Manfred est un observateur, il inspecte, analyse, dissèque tout ce qu’il se passe autour de lui, il se fond dans le décor tel un espion en planque crangnant de griller sa couverture, redoutant plus que tout d’être “remarquable”, ne dérogeant à ses rituels qu’après mûre réflexion, ou suite à une pulsion irrépressible, comme de changer la teneur immuable de ses commandes à la Cloche, ce serait une porte d’entrée pour les autres dans son existence aux couleurs de muraille. Enfance compliquée, il y a du drame derrière cette façade lisse, le lecteur s’en aperçoit rapidement, du lourd qui explique cette vie presque fantomatique. Baumann contrôle tout, tout sauf sa curiosité/attirance pour Adèle, ou celle pour sa voisine. Dans sa routine obsessionnelle, le plus petit écart lui cause de grands émois, l’incartade vénielle devient crime et il s’enferre dans une spirale de mensonges face à Gorski, flic effacé mais fine mouche.

Petit à petit, imperceptiblement, l’intrigue avance, l’angoisse de Manfred devant expliquer ses cachotteries au policier le pousse à se livrer plus qu’il ne devrait, à dévoiler tout son personnage, bâti sur la tragédie initiale. Dans un univers aussi figé que le sien, chaque déplacement d’objet ou de désir, chaque écart, prend des proportions gigantesques qu’il peine à justifier. Il est un des habitués de la Cloche, mais il n’est pas né à Saint-Louis, il vient de Suisse, immigré depuis longtemps déjà. Il n’empêche, il ne fera jamais réellement partie de la caste des natifs, il est toléré tout au plus, peut servir à remplacer un absent mais lui ou un autre, peu importe.

L’histoire progresse par une suite de variations infimes dans le train-train de Manfred, des microfissures dans son armure qui iront en s’élargissant à force de se multiplier. Écrit avec une précision diabolique, l’auteur dans une préface sérieusement drôle en appelle aux mânes de Simenon et Chabrol qui se seraient trouvés fort bien en sa compagnie. La disparition d’Adèle est un catalyseur, un révélateur qui ne fera qu’exacerber un état de tension extraordinaire chez Manfred, l’homme plus qu’ordinaire, le faisant revenir à la faute originelle, celle qui a donné lieu à la construction des remparts figés qui lui tiennent lieu d’existence. Ne rien laisser échapper, ne rien laisser entrer, la position d’emmuré vivant n’est pas tenable si une lézarde endommage l’édifice, la jeune serveuse sera cette lézarde.

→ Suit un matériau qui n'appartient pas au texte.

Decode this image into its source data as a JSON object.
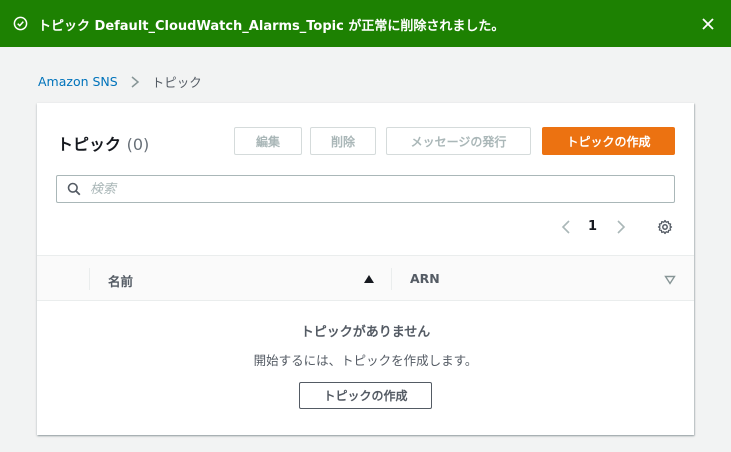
{
  "flash": {
    "message": "トピック Default_CloudWatch_Alarms_Topic が正常に削除されました。",
    "status_icon": "check-circle-icon",
    "close_icon": "close-icon"
  },
  "breadcrumb": {
    "root": "Amazon SNS",
    "current": "トピック"
  },
  "panel": {
    "title": "トピック",
    "count": "(0)",
    "buttons": {
      "edit": "編集",
      "delete": "削除",
      "publish": "メッセージの発行",
      "create": "トピックの作成"
    },
    "search": {
      "placeholder": "検索",
      "value": ""
    },
    "pagination": {
      "page": "1"
    },
    "table": {
      "columns": [
        "名前",
        "ARN"
      ],
      "rows": []
    },
    "empty": {
      "title": "トピックがありません",
      "description": "開始するには、トピックを作成します。",
      "button": "トピックの作成"
    }
  },
  "colors": {
    "success": "#1d8102",
    "primary": "#ec7211",
    "link": "#0073bb"
  }
}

Ce roman noir décrit avec minutie l’aisance avec laquelle le drame s’insinue dans le destin des êtres humains et en modifie le cours. Au milieu des balises que sont la Cloche, ses habitués, son patron, son agence bancaire, Baumann passe de l’invisibilité à la surexposition, sans véritable coup d’éclat, par accumulation d’infimes modifications de l’atmosphère. Dévoré par l’angoisse de ce que “les autres” peuvent penser ou découvrir de lui, il a l’impression d’être devenu le point central du village, celui vers qui tous les regards convergent, il interprète tous les signes, les moindres changements, les mots les plus anodins comme autant de doigts pointés en sa direction. Son monde rigide est d’une fragilité de cristal, il ne peut survivre à le plus minuscule faille.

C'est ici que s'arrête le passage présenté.